Friday, September 4, 2009

You water rich East Coasters and Pacific Northwesters don't properly appreciate the lush beauty of your surroundings

As we water impoverished Californians followed the PCT into Oregon, and a week or so ago into Washington, we were stunned by the shades of green. First of all, plants covered everything, nothing at all like the sands of the Mojave or the granite of the high Sierra.

One of the first things we saw was the bat winged plant. That is my name. It always has three leaves, each one lobed like the wings of a bat. Sometimes the middle leaf would be smaller, like a head, giving an even more bat winged appearance. Scarce initially, as we got into northern Oregon we saw it whenever we saw Thimbleberries (which was often). Eventually it was identified as the Vanilla Leaf plant. I like my name better.

Insert to slow down blog thieves: ©2009 - ok to quote if credit given.

And the Big Plants. We would walk by some small wet area, and there would be these giant leaved plants. There must have been a half dozen different species with leaves over a foot in diameter. Some of them were positively evil looking. One had these big maple like leaves facing upward, the entire top surface covered with impressive thorns. Look a little further to see the stem as well covered with thorns. Any caterpillar crawling or dropping on this plant would be impaled in moments. Turns out it is named Devil's Club and is used in all sorts of herbal cures. i.e. rubbing a man's body with the sap makes him irresistible to women, etc.
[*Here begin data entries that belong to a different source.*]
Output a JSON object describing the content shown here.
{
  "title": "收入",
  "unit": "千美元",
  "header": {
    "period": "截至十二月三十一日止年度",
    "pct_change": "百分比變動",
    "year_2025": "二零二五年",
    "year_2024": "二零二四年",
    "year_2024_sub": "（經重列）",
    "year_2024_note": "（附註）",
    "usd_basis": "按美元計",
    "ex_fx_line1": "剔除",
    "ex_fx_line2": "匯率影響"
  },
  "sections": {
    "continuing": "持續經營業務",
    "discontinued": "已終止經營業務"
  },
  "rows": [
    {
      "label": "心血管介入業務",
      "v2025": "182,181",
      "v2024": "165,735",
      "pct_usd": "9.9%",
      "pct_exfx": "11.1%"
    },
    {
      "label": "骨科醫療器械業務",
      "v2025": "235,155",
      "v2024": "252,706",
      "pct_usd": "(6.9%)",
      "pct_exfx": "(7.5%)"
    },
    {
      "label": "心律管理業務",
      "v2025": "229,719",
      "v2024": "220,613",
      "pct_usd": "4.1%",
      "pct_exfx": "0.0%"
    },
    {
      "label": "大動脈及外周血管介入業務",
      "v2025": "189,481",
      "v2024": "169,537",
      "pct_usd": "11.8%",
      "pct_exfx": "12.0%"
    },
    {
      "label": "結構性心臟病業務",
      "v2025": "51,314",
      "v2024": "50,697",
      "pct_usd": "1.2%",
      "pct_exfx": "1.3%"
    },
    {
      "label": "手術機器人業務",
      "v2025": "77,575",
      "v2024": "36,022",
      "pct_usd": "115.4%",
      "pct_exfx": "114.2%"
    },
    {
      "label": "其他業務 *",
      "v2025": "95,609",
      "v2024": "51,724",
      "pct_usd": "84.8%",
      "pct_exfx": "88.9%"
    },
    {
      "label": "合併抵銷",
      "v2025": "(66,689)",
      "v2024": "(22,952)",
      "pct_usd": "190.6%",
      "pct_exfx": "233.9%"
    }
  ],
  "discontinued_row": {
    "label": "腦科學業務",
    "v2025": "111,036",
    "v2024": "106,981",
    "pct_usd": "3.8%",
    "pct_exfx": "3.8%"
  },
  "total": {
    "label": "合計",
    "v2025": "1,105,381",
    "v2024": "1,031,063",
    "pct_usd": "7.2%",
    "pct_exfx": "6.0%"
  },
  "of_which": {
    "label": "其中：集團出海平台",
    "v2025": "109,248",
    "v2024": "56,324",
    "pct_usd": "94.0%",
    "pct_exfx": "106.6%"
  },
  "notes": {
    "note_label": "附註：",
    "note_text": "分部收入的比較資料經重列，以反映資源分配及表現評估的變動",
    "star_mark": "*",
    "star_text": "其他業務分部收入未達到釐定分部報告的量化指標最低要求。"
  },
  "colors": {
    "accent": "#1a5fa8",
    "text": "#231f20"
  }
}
Walking along the trail, you have the feeling that these big plants are lurking to grab some unwary hiker and stealthily devour him. Possibly I exaggerate, but it really is an entirely different world from most of California. There are conifers, but most are different from the ones we know. Lupine and paintbrush abound, but new strange and beautiful new ones all over. There is this big bunchgrass like thing, but it is not grass. It has huge flower stalks - up to six feet tall - fields of them. After weeks, we found out it is beargrass, traditionally used in Native American basket weaving.

We did a lot of dry camps this last trip, in spite of hitting water every day, the water wasn't where we wanted to end the day. The greenery gave us a new problem. Anywhere we dry camp, we at least need a flat enough spot to put our tent down. In California, at least we could see the ground surface and tell if it were totally covered with down timber, big rocks, etc. In Oregon and Washington, the ground surface was a mystery - in most places probably the sun hadn't hit the ground since the last forest fire several hundred years ago. We walked a few extra miles each day, looking for a place to sleep. The tent was an essential for us, due to the flies and mosquitos. However, some had a simpler solution. For example, at 7:30 one morning we walked by this one hiker still cowboy camping right on the trail.

There are regional attitudes. Our last three days were in Washington. The PCT takes three days to get to Panther Creek Campground. It can be road walked in one day. Several people we met on the trail lived in the Pacific Northwest, and said those first three days were boring. We found them challenging at times, but green and beautiful. Even in the Pacific Crest Guide for Washington and Oregon we saw signs of this attitude difference. In southern California, a water source might be described as a seeping spring. When you got there you would find a green spot of a foot or so, with a true trickle of water, maybe a cup a minute. Some hike would have already scooped out a depression big enough so you could get the edge of your cup in and get a half cup or so, and wait for it to fill again. In Oregon and Washington, a seeping spring might be four feet in diameter, six inches deep, and a gallon per minute flowing out.

My message is appreciate what you have.